| L’ordine domenicano ha svolto un ruolo centrale nel Medioevo per l’adozione e la cristianizzazione del- l’aristotelismo, trasformandolo nel paradigma filosofico e teologico dominante attraverso il pensiero di Alberto Magno e Tommaso d’Aquino. Questi hanno integrato la fisica e la metafisica aristotelica in strumento per la Chiesa. |
Uno dei maggiori maestri dei domenicani nel lontano Medio Evo fu Tommaso d’Aquino che con l’abilità di interprete e con coerenza e misura rese irreversibile il processo di assimilazione delle dottrine aristoteliche che costituiscono il pilastro del pensiero occidentale e si fondano sull'immanenza delle forme:
a= l'essenza è dentro le cose, non separata,
b= la sostanza come centro dell'essere,
c= la spiegazione del divenire attraverso i concetti di potenza e atto.

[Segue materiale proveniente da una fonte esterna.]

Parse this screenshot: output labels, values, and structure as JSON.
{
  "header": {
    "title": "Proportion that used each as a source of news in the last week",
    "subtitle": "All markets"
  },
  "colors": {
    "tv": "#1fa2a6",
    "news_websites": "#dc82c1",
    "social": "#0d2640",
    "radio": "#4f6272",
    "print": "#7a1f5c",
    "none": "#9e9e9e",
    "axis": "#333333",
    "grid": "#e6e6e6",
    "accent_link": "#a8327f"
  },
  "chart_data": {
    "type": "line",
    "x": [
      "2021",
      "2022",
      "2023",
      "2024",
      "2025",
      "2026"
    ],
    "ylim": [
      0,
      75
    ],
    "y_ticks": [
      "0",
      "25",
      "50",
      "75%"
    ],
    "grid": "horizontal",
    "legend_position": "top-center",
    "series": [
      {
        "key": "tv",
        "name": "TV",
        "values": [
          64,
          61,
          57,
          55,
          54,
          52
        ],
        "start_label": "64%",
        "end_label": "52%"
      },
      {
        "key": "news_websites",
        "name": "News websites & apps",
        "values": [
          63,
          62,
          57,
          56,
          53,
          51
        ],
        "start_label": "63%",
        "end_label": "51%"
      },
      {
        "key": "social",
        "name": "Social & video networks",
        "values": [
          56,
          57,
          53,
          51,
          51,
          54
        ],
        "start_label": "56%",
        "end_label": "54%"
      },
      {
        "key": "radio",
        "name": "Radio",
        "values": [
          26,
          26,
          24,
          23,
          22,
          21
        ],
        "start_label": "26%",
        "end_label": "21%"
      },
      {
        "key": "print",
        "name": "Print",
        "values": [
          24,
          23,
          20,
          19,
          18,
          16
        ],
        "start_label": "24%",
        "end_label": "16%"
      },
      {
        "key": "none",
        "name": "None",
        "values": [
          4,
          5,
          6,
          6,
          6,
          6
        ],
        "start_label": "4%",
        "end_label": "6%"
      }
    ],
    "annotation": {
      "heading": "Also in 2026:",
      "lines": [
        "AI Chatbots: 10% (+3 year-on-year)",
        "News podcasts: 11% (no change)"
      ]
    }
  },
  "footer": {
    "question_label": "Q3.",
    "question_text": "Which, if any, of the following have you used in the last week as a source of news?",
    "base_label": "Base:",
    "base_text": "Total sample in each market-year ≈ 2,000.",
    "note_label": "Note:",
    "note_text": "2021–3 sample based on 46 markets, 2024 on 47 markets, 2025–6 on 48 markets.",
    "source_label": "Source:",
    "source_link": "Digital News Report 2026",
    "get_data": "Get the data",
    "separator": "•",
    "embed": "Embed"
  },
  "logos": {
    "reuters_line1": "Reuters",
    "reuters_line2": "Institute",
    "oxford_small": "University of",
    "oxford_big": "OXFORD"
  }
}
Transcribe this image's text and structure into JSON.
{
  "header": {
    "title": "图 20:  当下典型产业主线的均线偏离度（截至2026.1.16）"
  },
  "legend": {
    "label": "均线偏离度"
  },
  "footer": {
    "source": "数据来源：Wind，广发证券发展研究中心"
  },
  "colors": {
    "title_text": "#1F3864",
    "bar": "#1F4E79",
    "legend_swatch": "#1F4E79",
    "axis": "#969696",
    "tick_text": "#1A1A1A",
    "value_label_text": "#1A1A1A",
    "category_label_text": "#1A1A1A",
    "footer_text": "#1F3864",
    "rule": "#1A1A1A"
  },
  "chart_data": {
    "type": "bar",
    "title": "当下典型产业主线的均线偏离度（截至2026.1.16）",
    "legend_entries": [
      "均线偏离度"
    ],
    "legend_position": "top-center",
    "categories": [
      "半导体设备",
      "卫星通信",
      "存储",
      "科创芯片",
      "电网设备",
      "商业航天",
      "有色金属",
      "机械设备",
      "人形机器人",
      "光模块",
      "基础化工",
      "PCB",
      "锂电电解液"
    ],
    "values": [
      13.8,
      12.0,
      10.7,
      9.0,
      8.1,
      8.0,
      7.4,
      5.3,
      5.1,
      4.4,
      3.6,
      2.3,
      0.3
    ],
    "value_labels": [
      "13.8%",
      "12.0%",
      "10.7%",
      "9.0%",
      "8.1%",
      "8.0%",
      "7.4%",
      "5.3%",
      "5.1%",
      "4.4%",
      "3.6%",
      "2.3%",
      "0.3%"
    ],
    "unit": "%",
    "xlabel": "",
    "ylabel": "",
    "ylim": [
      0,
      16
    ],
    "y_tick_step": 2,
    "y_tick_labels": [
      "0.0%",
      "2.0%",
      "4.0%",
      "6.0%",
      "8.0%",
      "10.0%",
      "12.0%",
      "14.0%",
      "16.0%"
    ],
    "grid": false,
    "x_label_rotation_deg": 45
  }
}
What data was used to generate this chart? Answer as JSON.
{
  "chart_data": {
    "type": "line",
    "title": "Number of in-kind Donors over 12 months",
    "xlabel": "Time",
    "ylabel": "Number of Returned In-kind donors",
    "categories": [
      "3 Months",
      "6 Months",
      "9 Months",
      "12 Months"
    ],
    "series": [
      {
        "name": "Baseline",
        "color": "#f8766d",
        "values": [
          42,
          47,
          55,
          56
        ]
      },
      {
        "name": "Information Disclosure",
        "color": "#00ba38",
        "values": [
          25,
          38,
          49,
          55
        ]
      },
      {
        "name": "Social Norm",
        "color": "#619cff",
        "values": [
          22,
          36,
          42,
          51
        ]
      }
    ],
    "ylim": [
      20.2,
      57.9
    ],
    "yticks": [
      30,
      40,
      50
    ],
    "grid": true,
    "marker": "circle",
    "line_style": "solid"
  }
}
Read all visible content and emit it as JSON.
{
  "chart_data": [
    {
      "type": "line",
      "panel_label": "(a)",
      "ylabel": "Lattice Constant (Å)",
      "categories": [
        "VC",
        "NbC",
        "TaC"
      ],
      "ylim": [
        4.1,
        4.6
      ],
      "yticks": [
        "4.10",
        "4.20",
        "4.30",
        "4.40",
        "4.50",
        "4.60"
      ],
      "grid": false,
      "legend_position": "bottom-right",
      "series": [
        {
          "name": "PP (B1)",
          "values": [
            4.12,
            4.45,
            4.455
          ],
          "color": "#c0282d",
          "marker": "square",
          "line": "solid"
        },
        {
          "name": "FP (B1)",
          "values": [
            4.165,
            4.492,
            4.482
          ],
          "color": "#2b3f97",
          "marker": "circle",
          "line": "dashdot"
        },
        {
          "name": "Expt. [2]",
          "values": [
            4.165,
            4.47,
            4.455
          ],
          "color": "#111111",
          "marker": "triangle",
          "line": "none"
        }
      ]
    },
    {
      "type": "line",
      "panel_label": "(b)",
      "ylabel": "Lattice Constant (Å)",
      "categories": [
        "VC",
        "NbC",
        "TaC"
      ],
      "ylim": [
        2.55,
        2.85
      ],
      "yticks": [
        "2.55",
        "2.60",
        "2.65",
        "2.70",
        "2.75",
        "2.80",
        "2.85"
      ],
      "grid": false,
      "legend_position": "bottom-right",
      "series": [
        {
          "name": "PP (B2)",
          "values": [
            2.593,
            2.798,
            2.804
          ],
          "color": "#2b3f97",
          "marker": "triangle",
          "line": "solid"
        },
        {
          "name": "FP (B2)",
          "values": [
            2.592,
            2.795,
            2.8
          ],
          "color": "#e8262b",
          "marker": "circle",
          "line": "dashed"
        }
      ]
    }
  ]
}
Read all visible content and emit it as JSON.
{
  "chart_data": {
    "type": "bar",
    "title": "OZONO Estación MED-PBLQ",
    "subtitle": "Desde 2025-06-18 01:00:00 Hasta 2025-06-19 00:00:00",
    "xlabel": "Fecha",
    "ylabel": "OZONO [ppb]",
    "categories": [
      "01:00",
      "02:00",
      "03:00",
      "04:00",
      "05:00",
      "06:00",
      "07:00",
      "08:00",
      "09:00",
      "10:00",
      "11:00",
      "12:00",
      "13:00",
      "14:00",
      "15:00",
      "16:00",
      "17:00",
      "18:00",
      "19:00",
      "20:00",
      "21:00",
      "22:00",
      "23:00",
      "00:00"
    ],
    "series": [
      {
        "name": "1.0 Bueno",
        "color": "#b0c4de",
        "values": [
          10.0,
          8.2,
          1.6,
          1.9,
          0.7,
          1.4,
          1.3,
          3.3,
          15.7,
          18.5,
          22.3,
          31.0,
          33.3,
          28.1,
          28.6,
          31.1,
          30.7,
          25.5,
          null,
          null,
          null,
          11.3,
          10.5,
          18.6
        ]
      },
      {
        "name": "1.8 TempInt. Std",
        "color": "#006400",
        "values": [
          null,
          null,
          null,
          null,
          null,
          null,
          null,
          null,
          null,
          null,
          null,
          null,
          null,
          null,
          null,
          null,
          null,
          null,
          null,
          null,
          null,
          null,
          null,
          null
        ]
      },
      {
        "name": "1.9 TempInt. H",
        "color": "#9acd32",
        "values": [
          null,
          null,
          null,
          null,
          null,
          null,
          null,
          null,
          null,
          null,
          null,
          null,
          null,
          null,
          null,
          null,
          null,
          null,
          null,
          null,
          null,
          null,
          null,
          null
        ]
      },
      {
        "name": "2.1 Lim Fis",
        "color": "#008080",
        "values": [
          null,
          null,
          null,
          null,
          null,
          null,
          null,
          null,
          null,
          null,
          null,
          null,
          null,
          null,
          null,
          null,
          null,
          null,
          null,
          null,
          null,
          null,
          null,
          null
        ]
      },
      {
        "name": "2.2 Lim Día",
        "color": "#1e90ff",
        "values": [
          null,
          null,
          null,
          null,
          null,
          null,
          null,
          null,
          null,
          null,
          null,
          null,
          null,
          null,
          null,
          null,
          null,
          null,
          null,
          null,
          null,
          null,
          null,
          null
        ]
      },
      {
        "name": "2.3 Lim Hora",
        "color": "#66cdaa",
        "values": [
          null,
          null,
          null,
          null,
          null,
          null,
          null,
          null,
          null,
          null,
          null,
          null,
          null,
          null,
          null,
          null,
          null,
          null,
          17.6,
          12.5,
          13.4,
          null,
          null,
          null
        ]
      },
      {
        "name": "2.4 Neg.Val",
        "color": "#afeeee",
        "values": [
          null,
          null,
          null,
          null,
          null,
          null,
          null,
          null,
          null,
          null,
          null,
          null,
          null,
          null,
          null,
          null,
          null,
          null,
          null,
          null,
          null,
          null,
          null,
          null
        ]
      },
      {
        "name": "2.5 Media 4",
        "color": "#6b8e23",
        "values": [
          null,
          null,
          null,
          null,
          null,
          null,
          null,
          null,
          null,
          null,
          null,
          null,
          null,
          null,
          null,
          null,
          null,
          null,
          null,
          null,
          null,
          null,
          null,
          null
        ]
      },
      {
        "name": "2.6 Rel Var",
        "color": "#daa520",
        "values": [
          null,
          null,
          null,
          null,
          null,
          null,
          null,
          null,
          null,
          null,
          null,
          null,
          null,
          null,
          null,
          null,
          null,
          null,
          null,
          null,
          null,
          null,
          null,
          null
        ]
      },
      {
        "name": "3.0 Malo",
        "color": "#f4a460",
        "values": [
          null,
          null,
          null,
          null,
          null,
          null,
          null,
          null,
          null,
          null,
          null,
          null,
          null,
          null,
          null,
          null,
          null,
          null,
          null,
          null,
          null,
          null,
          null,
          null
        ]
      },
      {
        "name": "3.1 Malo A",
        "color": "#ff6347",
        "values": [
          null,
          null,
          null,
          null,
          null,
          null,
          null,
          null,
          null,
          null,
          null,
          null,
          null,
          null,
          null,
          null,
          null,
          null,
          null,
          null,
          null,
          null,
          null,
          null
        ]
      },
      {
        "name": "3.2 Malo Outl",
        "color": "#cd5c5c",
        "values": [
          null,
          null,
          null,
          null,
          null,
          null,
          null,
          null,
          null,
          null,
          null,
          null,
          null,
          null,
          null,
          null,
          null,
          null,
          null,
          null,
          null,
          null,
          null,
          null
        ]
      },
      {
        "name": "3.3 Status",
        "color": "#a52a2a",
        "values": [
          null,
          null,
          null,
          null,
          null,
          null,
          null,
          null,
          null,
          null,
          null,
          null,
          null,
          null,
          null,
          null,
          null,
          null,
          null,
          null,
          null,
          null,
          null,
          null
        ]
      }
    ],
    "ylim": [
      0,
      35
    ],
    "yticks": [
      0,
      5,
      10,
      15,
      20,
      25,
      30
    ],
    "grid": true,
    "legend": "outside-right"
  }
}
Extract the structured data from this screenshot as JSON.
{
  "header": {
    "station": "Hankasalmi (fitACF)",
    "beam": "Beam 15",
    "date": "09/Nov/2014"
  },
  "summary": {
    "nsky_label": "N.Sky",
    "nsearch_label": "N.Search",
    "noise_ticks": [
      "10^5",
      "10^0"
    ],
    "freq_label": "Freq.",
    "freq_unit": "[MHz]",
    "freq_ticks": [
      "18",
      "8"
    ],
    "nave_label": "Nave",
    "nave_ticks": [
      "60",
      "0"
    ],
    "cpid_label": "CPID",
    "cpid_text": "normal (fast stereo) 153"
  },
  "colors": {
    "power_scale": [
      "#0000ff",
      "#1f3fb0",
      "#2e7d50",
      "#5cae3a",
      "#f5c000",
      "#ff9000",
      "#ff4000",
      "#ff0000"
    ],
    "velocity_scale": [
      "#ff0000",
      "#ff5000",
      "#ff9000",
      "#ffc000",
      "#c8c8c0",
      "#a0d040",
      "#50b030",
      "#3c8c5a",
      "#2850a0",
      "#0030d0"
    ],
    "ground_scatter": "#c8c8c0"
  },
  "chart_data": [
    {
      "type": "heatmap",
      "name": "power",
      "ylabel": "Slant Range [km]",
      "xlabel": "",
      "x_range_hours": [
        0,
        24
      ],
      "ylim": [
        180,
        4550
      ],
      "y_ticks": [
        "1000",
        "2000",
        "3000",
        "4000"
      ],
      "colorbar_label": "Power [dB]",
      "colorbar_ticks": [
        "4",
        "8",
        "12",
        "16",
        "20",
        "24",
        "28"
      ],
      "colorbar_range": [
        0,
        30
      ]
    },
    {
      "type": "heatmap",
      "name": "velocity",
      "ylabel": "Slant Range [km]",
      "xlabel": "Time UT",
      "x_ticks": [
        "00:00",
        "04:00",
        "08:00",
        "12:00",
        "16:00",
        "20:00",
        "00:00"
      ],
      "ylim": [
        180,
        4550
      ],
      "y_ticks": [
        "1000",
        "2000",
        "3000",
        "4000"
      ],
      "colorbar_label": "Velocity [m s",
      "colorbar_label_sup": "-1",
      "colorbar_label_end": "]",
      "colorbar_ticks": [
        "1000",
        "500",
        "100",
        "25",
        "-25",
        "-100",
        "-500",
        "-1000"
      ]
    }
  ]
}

Aristotele sostanzialmente organizza la realtà tramite la teoria delle quattro cause (materiale, formale, efficiente, finale) e la logica formale (sillogismo), interpretando l'universo come un sistema ordinato e finalistico che, nel contesto, rese irreversibile il processo di assimilazione delle sue dottrine nell’ordine della cultura ecclesiastica cristiana rendendola a fondamento di una nuova esperienza filosofica e teologica.
Non si trattò di un passaggio facile ed il confronto all’interno degli ambienti ecclesiastici, fra minacce di condanne e divieti (nel 1277 a Parigi il vescovo condanna le tesi tomistiche), tuttavia le difficoltà non impedirono il successo dell’iniziativa intellettuale che nei tempi lunghi della Storia, si rivelò efficace e permise la sostanziale accettazione delle nuove idee filosofiche e scientifiche in un quadro, però, che dichiarava la superiorità della “scienza sacra” e ne stabiliva il valore e la “verità “ preminenti. Addirittura scienza e filosofia aristotelica furono trasformate in solido bastione a difesa della “dea delle scienze”, la teologia, che, d’altro canto, poté trovare nella struttura finalistica della metafisica aristotelica la conferma dei propri presupposti essenziali.
In sintesi: il deciso riconoscimento tomista di un “duplice ordine di realtà “, l’uno proprio della natura mondana e l’altro delle supreme finalità sovrannaturali, entrambi dipendenti dall’unico fondamento divino, ma autonomi e distinti nei loro principi e nelle loro leggi, rese, d’altro canto, possibile l’adeguamento del sapere occidentale ad un criterio di relativa indipendenza dall’indagine filosofico-scientifica, pervicacemente contestato da avversari molto tenaci e potenti. E la Chiesa (che possedeva un fortissimo controllo sulle istituzioni intellettuali) riuscì ad evitare un irreparabile distacco dalle forme di cultura e di dottrina in rapida trasformazione.